In The Gilded Age, Mrs. Russell reflects the taste of the times by boasting that her new chef is French. Her extravagant new home was designed to emulate grand European homes, as were the mansions built by true New Yorkers of the era. (Interiors, too, were generally full of materials bought from European castles and imported at enormous expense.) The new opera house was modeled after its European counterparts. Societal customs—the elaborate codes of dress, manners, and propriety that dictated who could be introduced to whom—were also very European, perhaps as a response from a nervous upper class to the exciting but menacing notion of American social mobility.

“Caroline Astor’s role model was Europe; She wanted to create a European-American dish,” Raymond said. “One of the funniest ironies of the Golden Age is that there is a society desperate to emulate the courts of Europe and the British aristocracy.”

For many years, Caroline Schermerhorn Astor was the ruler of New York society and the epitome of old-guard Manhattan. With the help of her friend Ward McAllister, she decreed who and what was worthy or not. It was said that their parties were limited to 400 guests from just 25 “old” families.

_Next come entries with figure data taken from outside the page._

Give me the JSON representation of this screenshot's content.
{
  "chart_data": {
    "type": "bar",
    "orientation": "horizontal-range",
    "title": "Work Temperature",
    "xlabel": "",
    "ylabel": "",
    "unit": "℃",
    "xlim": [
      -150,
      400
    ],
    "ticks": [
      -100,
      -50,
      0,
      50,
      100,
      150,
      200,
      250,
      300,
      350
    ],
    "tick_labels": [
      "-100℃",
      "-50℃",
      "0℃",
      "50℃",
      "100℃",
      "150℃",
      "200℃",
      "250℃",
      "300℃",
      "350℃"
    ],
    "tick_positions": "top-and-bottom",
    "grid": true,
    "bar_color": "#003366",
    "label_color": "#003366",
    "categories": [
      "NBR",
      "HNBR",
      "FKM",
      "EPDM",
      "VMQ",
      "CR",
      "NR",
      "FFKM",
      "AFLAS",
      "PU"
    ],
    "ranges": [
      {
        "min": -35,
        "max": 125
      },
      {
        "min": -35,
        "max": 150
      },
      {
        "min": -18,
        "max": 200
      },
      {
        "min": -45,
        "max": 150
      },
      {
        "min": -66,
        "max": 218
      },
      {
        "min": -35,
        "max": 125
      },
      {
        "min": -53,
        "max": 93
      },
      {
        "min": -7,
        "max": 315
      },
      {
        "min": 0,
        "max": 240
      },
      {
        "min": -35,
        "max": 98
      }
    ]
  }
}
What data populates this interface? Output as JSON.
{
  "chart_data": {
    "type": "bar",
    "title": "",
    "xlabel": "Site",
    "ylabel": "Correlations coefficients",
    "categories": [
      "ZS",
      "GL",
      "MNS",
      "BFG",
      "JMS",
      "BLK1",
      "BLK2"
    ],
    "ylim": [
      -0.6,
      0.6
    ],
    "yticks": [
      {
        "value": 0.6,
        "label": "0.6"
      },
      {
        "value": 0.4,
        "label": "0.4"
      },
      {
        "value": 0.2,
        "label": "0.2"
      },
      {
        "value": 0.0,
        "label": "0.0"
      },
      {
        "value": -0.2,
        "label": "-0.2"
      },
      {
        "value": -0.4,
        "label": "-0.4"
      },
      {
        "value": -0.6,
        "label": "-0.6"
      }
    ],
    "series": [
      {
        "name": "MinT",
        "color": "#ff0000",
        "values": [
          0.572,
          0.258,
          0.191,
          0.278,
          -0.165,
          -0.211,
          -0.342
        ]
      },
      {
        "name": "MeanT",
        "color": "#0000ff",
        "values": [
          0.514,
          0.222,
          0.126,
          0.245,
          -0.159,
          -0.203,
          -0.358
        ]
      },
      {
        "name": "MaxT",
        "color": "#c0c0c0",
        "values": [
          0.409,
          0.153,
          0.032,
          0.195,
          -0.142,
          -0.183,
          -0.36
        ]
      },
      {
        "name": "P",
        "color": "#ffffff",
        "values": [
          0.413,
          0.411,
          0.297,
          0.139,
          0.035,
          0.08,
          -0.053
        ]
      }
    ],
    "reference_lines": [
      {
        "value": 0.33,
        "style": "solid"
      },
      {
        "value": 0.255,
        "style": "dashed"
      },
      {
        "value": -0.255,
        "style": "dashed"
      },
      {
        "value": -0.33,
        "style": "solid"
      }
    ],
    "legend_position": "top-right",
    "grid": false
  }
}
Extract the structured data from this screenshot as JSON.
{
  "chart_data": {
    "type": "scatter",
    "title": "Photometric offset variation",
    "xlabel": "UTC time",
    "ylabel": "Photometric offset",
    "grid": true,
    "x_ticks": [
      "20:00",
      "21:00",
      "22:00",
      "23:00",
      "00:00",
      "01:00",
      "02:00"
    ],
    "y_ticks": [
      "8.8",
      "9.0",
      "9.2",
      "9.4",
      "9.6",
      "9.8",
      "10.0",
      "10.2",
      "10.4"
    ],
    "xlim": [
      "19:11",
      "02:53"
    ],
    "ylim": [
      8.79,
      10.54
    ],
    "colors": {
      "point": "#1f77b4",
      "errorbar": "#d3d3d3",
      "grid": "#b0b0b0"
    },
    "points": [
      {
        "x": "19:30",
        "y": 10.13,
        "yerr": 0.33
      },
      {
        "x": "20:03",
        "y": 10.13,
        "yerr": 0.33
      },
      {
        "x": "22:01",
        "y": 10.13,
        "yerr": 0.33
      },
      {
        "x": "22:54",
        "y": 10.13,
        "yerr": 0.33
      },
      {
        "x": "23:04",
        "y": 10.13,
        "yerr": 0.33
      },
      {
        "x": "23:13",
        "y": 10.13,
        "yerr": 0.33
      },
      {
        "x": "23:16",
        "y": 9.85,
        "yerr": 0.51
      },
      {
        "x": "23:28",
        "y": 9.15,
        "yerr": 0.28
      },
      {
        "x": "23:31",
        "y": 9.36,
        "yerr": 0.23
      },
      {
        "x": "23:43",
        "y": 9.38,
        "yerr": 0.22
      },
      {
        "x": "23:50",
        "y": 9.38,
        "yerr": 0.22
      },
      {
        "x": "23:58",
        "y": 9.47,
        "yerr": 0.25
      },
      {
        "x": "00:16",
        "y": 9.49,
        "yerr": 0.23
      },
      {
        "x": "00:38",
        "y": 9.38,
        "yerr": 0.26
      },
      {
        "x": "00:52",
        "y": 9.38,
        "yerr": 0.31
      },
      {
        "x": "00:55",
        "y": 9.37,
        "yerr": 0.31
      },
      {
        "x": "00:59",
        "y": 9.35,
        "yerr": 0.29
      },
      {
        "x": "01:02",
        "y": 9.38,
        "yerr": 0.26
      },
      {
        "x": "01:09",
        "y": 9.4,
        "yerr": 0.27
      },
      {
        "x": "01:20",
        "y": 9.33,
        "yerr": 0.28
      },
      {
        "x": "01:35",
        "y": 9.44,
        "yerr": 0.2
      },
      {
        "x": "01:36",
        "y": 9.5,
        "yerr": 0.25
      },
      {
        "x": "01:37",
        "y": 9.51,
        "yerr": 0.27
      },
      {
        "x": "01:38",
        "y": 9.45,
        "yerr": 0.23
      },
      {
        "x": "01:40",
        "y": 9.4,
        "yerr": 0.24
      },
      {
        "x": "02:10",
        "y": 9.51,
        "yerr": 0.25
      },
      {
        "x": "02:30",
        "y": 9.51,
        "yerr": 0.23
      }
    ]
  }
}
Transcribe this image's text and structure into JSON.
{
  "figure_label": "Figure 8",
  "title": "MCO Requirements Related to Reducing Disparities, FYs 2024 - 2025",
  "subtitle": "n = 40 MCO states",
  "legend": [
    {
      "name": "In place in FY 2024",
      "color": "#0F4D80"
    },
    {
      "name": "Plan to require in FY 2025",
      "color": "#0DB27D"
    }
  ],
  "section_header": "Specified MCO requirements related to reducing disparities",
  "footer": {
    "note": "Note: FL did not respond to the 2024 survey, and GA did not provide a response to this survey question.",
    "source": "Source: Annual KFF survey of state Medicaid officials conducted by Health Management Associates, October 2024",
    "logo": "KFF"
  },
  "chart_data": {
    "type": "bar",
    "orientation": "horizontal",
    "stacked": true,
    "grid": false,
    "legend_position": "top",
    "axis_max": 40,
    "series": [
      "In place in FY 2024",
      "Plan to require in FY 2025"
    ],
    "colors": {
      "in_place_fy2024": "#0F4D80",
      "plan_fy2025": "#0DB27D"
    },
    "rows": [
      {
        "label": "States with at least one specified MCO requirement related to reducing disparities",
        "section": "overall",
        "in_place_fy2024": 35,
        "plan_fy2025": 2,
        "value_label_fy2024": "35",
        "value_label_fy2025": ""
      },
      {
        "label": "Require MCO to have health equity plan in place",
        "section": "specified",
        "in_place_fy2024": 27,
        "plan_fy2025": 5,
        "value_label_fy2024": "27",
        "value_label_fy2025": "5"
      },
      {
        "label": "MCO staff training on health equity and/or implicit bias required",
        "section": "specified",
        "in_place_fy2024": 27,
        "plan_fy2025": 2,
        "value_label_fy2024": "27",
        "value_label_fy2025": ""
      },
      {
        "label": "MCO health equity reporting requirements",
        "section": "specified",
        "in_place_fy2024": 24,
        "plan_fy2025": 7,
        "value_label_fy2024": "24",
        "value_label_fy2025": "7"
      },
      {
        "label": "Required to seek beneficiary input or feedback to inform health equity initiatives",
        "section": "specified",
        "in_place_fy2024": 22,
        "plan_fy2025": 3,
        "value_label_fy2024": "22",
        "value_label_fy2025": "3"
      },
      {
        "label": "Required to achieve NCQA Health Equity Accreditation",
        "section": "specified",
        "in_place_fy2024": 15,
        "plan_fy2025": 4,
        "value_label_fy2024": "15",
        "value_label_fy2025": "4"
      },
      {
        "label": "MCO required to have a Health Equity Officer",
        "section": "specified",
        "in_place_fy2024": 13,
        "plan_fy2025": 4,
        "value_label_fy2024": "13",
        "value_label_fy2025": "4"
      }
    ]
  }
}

But she met her master in the incredibly wealthy Alva Vanderbilt, who stormed to New York and settled in 1882 the most over-the-top new mansion the city had ever seen, at 52nd Street and Fifth Avenue. Designed under Vanderbilt’s watchful eye by renowned architect Richard Morris Hunt and known as the “Petit Chateau,” it was huge, made of limestone, and decorated in French Renaissance and Gothic styles. It actually looked like a castle, as far as one can have a castle in the middle of an American city. Astor himself had two houses, one in the increasingly outdated 1930’s and one in the 1950’s. But none was as beautiful as the Vanderbilt mansion.

1883 Van derbilt threw a lavish masked ball for more than 1,000 guests. Everyone was keen to be invited, but Astor and her daughter Carrie (who was reportedly keen to attend) were both removed from the guest list. The story goes that after Vanderbilt pointed out to McAllister that she had never been introduced to Astor, Astor promptly called Vanderbilt — and quickly got an invite to the party.

Unfortunately, like virtually all Gilded Age mansions, the Vanderbilts’ “Petit Chateau” eventually became too expensive for the family to maintain. In 1926, Vanderbilt heirs sold it to developers for $3.75 million and it was destroyed. A office building sits on the site now.